Careers today are all about specialization and versatility; gone is the era when all one could aspire to be was a lawyer, an engineer or a doctor.
The complexity of the legal scenario has created hundreds of career options that serve a variety of core and non-core legal functions. The role of a legal professional is expanding by the minute with choices like lawyer, mediator, arbitrator, paralegal, consultant, and so forth. The field of law has experienced staggering growth in the last few years. One of the contributing factors for this has been the fact that the legal industry is coming up as one of the more lucrative prospects in today’s job market. Associates at leading firms start at very good packages, and if they prove their mettle they also get rewarded with handsome bonuses. Many non-lawyers also reap significant financial rewards in the legal profession.
Increased diversification and segmentation has led to the growth of legal specialties and sub-specialties that cater to almost every legal interest. A law student wanting to join litigation can specialize in criminal law, service law, family law or any of a dozen other practice areas. Those who would prefer to join the corporate world can choose from areas like tax, mergers, acquisitions, finance or others that may satisfy their personal interests.
But before someone actually chooses law as a career, the first thing to take into account is their temperament. If you are always interested in finding out about the problems others are facing, are constantly surrounded by people who want your advice regarding various issues, and if you hate routine… well then law is definitely the field for you! At the heart of law lies the fundamental purpose of helping others resolve their legal problems. Law is one field which is basically an amalgamation of all other fields put together. It is one area where you never cease to learn and end up ‘practicing’ even when you become a specialist!
Navigating an ever-changing legal system, vast bodies of case law and the unending demands of the legal profession create a stimulating environment for the legal professional; but this is not easy for everyone to handle. Only if you have the knack of grappling with conceptually challenging issues, the ability to reason with logic and the clarity to analyze the case and statutory law, along with being a master at researching complex legal issues and oral and written communications, should you think of taking up law.
As a student, I was always encouraged to become a lawyer by my teachers and parents. This was mainly due to my inquisitive nature and zest for presenting a logical argument for everything. After passing out of college with a degree in law, I joined academics and research instead of directly going into litigation. I believe this worked in my favour, as when I finally did start with litigation I realized the advantage of being academically stronger with a fine grasp of legal intricacies, which can get overlooked in the hectic life of a litigator.

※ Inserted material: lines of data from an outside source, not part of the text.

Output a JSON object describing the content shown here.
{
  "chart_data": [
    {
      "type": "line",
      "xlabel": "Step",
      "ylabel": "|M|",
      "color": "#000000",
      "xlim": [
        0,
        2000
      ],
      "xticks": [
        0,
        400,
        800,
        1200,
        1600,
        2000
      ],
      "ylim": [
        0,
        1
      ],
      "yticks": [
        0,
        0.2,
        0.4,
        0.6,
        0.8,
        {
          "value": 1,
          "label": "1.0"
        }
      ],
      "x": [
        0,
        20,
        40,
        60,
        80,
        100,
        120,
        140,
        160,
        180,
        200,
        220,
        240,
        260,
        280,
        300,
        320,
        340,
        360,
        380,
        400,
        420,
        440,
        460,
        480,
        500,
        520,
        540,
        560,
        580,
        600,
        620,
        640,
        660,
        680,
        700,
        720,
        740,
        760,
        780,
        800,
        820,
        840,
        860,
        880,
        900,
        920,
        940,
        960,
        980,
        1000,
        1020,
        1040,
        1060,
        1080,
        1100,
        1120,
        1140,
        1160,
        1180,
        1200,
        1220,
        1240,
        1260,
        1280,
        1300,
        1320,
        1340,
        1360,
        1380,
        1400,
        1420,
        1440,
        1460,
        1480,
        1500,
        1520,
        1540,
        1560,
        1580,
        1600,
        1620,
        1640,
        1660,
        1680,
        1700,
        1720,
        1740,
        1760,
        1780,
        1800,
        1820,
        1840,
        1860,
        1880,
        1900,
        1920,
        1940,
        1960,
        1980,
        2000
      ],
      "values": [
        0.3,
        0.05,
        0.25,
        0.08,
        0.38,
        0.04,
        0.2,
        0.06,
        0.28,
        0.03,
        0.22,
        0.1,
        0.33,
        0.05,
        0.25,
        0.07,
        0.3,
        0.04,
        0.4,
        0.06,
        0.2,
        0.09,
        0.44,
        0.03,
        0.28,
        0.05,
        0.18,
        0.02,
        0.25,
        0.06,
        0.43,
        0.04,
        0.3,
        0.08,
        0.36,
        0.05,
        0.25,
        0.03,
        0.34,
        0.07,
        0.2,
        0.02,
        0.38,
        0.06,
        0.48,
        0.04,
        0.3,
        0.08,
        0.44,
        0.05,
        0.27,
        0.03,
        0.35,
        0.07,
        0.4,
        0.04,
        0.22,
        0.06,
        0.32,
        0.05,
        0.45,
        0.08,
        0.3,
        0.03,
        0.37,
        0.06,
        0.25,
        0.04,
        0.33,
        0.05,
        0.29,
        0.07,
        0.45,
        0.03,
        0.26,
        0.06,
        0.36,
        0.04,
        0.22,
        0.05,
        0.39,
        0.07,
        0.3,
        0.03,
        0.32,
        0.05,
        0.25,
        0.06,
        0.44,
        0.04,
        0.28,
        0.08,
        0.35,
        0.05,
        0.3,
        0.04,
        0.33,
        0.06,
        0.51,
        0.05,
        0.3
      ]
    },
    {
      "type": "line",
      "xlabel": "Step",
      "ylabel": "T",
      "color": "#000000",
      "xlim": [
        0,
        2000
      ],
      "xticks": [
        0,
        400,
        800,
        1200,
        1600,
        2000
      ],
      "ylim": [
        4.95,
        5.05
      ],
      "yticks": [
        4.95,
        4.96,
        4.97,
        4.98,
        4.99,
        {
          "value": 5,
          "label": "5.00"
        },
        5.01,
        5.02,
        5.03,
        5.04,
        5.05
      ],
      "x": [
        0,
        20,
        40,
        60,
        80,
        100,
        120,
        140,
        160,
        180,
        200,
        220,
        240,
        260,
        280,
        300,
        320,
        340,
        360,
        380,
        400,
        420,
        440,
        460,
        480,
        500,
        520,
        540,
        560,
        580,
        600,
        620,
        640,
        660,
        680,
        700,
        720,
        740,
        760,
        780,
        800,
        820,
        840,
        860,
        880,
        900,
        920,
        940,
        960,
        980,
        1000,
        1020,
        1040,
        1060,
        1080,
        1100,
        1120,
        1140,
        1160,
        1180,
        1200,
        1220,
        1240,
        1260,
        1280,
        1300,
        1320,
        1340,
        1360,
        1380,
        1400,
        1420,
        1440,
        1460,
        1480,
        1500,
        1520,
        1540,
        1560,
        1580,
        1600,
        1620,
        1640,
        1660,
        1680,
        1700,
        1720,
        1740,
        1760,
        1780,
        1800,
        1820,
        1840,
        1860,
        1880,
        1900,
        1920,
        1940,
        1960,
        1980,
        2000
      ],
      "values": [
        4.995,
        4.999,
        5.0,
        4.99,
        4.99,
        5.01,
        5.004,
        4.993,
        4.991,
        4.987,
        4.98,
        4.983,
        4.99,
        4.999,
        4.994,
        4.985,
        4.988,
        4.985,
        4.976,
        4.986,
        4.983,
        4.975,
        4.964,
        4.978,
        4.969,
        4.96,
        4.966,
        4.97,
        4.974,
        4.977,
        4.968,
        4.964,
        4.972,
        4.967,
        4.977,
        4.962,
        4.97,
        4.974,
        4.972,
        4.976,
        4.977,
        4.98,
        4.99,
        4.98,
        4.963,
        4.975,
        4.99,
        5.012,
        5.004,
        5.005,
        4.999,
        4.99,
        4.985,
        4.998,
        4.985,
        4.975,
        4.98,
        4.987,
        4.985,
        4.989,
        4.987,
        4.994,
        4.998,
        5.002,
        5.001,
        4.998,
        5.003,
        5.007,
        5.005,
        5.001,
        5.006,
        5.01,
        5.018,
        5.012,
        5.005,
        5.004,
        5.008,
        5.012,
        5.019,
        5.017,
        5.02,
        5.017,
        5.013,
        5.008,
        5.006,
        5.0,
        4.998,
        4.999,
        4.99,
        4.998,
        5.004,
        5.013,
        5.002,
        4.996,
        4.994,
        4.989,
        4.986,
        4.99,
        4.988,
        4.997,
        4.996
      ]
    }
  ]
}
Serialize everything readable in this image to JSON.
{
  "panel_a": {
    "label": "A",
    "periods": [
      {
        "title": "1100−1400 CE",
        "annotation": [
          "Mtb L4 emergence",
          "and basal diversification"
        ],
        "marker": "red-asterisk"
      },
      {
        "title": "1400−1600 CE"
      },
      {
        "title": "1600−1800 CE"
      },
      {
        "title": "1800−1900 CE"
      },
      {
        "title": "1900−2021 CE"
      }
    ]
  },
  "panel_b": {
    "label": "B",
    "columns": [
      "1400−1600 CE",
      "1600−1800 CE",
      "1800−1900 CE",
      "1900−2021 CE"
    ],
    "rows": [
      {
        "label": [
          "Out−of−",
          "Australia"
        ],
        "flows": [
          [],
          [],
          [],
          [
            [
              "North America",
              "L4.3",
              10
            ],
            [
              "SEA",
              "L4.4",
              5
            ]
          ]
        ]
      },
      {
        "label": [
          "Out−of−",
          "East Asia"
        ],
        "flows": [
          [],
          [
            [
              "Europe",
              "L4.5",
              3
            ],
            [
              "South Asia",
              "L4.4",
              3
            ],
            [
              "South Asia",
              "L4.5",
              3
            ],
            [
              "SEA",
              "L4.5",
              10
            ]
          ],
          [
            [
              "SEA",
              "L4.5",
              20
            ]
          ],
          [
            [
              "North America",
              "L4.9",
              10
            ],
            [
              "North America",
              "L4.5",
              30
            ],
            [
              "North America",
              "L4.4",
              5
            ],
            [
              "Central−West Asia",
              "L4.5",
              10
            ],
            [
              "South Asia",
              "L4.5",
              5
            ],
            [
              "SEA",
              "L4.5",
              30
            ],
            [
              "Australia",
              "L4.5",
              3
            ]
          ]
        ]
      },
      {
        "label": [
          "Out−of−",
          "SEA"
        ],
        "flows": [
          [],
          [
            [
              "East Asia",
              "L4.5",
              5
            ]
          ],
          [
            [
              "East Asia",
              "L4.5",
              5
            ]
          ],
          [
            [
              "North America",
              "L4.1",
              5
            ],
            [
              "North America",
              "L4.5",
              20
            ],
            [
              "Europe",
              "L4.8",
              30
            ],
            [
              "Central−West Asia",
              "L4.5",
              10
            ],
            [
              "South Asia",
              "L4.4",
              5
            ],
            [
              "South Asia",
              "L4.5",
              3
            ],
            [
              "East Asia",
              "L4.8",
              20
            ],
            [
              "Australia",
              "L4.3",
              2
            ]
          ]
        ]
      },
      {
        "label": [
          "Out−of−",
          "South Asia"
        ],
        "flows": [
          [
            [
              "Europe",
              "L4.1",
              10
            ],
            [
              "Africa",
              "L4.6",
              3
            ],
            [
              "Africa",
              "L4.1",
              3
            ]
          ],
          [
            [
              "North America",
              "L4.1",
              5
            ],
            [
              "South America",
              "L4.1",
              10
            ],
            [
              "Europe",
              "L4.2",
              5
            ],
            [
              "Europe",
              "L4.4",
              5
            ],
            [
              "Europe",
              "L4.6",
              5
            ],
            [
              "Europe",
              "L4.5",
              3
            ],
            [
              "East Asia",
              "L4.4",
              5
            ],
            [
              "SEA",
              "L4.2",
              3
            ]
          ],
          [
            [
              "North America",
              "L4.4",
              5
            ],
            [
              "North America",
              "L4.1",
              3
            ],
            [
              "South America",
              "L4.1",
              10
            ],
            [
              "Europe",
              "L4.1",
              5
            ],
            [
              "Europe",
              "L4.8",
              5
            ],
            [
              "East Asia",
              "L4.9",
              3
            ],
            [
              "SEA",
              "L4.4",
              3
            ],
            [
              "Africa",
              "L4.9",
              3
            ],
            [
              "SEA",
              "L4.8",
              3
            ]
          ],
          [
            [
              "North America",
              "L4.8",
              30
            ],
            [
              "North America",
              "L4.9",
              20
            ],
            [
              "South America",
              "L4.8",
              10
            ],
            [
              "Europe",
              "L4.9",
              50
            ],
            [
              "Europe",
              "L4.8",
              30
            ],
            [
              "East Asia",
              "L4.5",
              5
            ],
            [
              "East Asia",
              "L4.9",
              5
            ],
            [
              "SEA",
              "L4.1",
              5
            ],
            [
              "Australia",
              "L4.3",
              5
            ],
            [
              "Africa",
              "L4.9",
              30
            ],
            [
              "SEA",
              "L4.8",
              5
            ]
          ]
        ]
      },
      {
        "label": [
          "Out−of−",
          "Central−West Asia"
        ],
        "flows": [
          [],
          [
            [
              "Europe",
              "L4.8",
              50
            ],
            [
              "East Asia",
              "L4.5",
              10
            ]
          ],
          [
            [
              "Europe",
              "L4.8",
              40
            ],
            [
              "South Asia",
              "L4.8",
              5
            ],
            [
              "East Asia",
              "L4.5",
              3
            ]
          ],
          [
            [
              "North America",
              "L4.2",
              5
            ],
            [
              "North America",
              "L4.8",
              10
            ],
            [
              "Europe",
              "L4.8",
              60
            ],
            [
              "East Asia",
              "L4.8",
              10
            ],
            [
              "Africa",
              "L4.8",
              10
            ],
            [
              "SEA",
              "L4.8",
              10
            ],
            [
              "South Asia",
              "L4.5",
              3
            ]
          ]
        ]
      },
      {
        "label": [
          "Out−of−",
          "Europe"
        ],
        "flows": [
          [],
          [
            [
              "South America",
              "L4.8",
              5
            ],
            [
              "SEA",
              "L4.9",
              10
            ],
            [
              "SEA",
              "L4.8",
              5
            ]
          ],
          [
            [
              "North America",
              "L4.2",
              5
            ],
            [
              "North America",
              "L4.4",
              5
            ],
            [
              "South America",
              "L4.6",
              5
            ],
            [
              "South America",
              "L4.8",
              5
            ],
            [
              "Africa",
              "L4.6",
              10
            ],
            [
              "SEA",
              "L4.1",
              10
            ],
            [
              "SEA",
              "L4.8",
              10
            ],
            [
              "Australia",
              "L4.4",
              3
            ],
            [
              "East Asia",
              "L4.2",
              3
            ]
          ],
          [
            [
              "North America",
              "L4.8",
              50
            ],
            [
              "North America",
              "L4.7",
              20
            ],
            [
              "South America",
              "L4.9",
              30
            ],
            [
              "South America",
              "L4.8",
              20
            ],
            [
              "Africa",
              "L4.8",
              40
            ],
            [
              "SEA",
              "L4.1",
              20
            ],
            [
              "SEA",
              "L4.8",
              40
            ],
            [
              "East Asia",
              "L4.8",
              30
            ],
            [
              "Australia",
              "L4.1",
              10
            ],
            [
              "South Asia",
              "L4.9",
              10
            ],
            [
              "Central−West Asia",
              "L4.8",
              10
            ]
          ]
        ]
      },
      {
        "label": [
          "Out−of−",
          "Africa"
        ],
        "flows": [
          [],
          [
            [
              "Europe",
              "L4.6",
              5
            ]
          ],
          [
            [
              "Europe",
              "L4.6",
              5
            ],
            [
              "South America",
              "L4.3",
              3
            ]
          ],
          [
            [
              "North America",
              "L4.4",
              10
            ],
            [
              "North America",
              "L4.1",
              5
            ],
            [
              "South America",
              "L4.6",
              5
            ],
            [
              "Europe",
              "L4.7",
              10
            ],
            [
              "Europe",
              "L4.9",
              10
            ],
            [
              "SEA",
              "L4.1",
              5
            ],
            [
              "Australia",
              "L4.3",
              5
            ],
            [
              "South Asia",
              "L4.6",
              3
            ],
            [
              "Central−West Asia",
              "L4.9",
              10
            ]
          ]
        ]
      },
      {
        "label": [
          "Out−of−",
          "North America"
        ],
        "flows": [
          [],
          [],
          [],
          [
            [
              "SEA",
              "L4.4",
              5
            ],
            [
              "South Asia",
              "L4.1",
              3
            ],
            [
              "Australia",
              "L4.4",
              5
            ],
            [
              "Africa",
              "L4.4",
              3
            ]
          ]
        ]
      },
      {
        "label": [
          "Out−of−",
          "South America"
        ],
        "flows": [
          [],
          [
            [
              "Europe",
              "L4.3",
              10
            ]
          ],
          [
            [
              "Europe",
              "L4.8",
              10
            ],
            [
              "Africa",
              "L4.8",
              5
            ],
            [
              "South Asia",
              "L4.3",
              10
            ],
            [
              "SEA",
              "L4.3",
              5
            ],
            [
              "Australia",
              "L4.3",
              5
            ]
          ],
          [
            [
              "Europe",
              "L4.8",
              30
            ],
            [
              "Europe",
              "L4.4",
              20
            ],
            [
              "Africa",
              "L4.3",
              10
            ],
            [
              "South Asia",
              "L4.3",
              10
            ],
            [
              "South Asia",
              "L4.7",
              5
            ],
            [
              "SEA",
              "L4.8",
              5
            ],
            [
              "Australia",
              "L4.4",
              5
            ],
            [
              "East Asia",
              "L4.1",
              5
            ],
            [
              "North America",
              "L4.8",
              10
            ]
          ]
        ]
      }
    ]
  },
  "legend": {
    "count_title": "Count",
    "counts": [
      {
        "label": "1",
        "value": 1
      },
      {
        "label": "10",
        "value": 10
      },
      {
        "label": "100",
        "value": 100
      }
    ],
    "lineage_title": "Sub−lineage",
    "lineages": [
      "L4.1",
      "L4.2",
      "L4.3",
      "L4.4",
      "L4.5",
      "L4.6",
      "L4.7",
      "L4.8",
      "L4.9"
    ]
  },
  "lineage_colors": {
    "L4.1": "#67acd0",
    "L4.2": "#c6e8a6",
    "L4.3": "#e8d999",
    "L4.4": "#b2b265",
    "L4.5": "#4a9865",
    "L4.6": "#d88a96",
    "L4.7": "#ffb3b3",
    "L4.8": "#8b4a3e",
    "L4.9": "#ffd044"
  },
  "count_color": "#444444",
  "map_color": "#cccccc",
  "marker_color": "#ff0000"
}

“Navigating an ever-changing legal system, vast bodies of case law and the unending demands of the legal profession create a stimulating environment for the legal professional; but this is not easy for everyone to handle”
Taking up law, either directly after school or as a post-graduate course, opens up numerous avenues for a person. You can not only start your own practice but can also join any company as their legal advisor. Having your own consultancy in the field of your choice, or even being a facilitator for assisting other parties in completing their legal obligations – a task which is becoming more and more time consuming and back breaking in today’s world – is also one of the many things that can be taken up after completing law. Students interested in a career in the administrative services or politics often take up law as they feel that law as a subject equips them better for the life ahead.
Historically, the legal profession has weathered many economic slowdowns quite well as compared to other professions. In fact, some practice areas such as litigation, bankruptcy and reorganization, foreclosures and regulatory compliance have actually benefitted from economic slowdown. As a result, legal professionals are always able to find work – even in times of an economic crisis.
With physical boundaries losing their importance in the world today, more firms and corporations are crossing international borders and expanding through mergers, acquisitions, consolidation and collaboration with foreign counsel. Globalization of law has increased the opportunities available to law professionals.
Law as a profession is constantly changing and evolving. Today a legal professional needs to be a problem solver and an innovator. He must have the capacity to take up new challenges, master new technology and be a multi-tasker in order to keep up with an ever evolving legal system. It is the trade of lawyers to question everything, yield nothing and talk by the hour. But before you are able to do that, it needs to be understood that a lot of tears, toil and tenacity goes into making a successful lawyer. To end with, on a lighter note, let me say that as a lawyer:
You win some, you lose some; but you get paid for them all!